Almost every system has a dataflow that involves exporting entities for various purposes. Having worked with these systems for eight years, I have encountered a variety of ways to implement them, but none have made me entirely satisfied. Some are easy to implement, but they don’t perform well at larger scales, while others are effective solutions that work well at any data size, but are not straightforward. For example
- A performance-focused approach involves creating an export request and returning a task ID that allows the client to use a real-time connection to check the task status and download URL.
- On the other hand, a feasibility-focused approach entails making some queries, transforming them in memory, then streaming the results to the client. However, the more items that need to be exported, the more memory is required
Today, I want to introduce to everyone a solution that I have been using for a long time, which strikes a balance between performance and feasibility.
Implementation
Allow me to show you the diagram of my wonderful export workflow, which consists of three parts. First, the client submits their query criteria to request an export task. Second, a background job system handles the heavy lifting and updates the task’s status, progress and resources (i.e., download URL) into a database. Finally, the client repeatedly checks the task’s status until it is completed (either succesfully or unsuccessfully)
In the following sections, we will go through each step of the workflow, and I will explain in detail what we do in each step.
Request an export task
Simillar to other systems, the client needs to submit their query criteria to request an export task. This request often contains datetime range, column or property filters, sorting criteria and sometimes a limit on number of items to export. Once the server receives the request, it publishes a request task message which contains a unique ID (referred to as the Export ID), to a queue system to allow the worker handle the exporting. Finally we return the Export ID to the client so they can check the task’s status later.
The critical step in this process is delegating the task of collecting and generating data in desired format (e.g., CSV, Excel) to a background job. This task can be resource-intensive and may task a while to complete. Therefore, handling it within the same API can block other processes, especially in a single-threaded programming languge like NodeJS
Handle the export
Collecting and generating data form is specific to each business’s requirements, so it’s up to you to handle it. The crucial factor in this step is having a backend database to store the task’s status, progress and download URL once the export is completed. Choosing the appropriate database should be done carefully as we will be making many requests to database to check the task status.
This step requires making tradeoff decisions based on your business’s requirements. You can answer some questions I list bellow to find out which can be the best fitfor your specific scenario
- Do you need to retry an uncompleted task and show the history of exports? If yes, select a SQL such as PostgreSQL or MySQL
- Is it acceptable to lose the entire database and mark incompleted task as failed requiring user to request another export? If yes, use SQLite.
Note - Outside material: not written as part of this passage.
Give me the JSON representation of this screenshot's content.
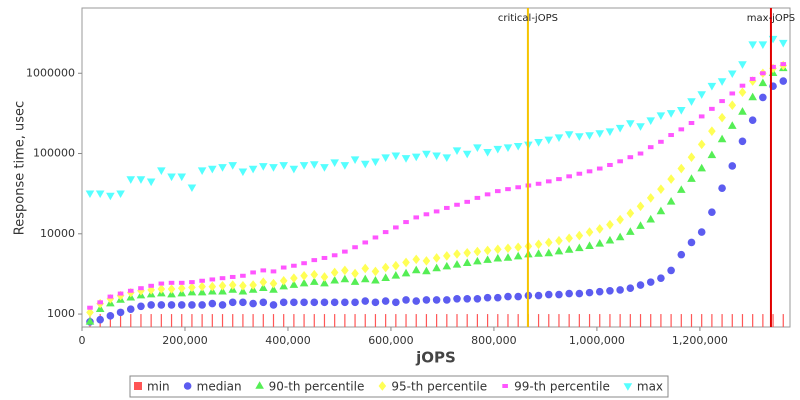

- You only need a temporary storage for task status and download URL. It is acceptableto lose the task, and you don’t need to show a list of export history. If yes, use Redis as your backend database
I have often found that Redis is the best candidate for this job because not many businesses need to show export history. If we lose the export task, we can inform the user to request another export, and we will generate it for them. Although re-generating wastes resource, it is acceptable because of simplicity of implementation with Redis
Checking task status
As you can see in the diagram, we are using pull model to update task status in the client. Depending on your configuration, the client (i.e., website, iOS or Android app) can make periodic requests to the server to check the task status. If the response indicates the task is not yet completed, we will continue fetching it. Otherwise we will receive a successfull response with a download URL, which the client can use to download the export file, or failed response with an explaination for why we could not generate their export.
Using the pull model with HTTP connections allow us to avoid the cost of real-time connections and reduces the server load during peak time with some tricks. For example, we can return the next delay time to inform the client to wait until that delay has passed before making another request.
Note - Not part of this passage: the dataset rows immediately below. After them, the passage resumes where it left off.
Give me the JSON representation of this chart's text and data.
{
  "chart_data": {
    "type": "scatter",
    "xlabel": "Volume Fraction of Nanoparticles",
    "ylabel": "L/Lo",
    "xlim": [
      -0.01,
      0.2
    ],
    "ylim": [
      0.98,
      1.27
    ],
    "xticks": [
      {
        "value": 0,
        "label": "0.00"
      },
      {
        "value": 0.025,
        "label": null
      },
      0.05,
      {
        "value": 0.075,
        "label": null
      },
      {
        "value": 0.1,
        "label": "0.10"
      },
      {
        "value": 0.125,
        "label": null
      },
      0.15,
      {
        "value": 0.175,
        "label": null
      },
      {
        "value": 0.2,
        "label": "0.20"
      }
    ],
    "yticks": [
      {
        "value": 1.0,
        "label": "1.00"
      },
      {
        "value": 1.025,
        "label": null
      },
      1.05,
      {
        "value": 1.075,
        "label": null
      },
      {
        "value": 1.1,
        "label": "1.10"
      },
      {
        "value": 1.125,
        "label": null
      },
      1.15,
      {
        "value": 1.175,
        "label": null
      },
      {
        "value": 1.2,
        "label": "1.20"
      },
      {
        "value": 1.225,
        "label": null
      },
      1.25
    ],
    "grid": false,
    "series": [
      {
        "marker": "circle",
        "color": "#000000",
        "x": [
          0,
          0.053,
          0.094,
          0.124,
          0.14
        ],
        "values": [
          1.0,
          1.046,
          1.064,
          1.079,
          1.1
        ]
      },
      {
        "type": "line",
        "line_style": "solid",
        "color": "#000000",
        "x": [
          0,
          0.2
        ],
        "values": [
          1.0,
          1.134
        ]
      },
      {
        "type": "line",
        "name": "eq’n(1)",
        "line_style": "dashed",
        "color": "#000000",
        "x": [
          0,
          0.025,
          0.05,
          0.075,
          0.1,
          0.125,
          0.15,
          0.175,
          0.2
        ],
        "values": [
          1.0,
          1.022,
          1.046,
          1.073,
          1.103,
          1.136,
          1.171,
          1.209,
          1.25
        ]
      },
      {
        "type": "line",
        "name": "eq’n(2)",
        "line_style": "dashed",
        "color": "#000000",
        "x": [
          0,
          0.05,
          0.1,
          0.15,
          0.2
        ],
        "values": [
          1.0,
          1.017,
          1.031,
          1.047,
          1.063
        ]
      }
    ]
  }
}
Idealy, I often use a concrete delay time, such as 5 seconds. But you can totally use an exponential formula to calculate your delay time. One of my favorite formula is x + Math.log(Math.pow(2, n))
with x
being the initial delay time (often 5s) and n
being the numer of request you have made.
Technical decisions
It’s important to note that the choice of components in our system heavily depends on your current techstack. Therefore, I can’t provide a one-size-fits-all solution. However, I can offer insights into our use case in the hope of inpsiring you.
In terms of queuing, we decided to go with RabbitMQ due to its widespread usage and ease of deployment on various cloud providers. While we also considered nats.io, RabbitMQ provided us with a safer choice for maintenance.
For our database, we opted for Redis as it fits our use case with its speed and performance. Although we acknowledge the risk of data loss, we found that Redis allows us to recover lost task easily as the way I mentioned before.
In conclusion, we hope that our experiences can be of help to you. Keep in mind that the best choice for your system will depend on your unique circumstances and requirements.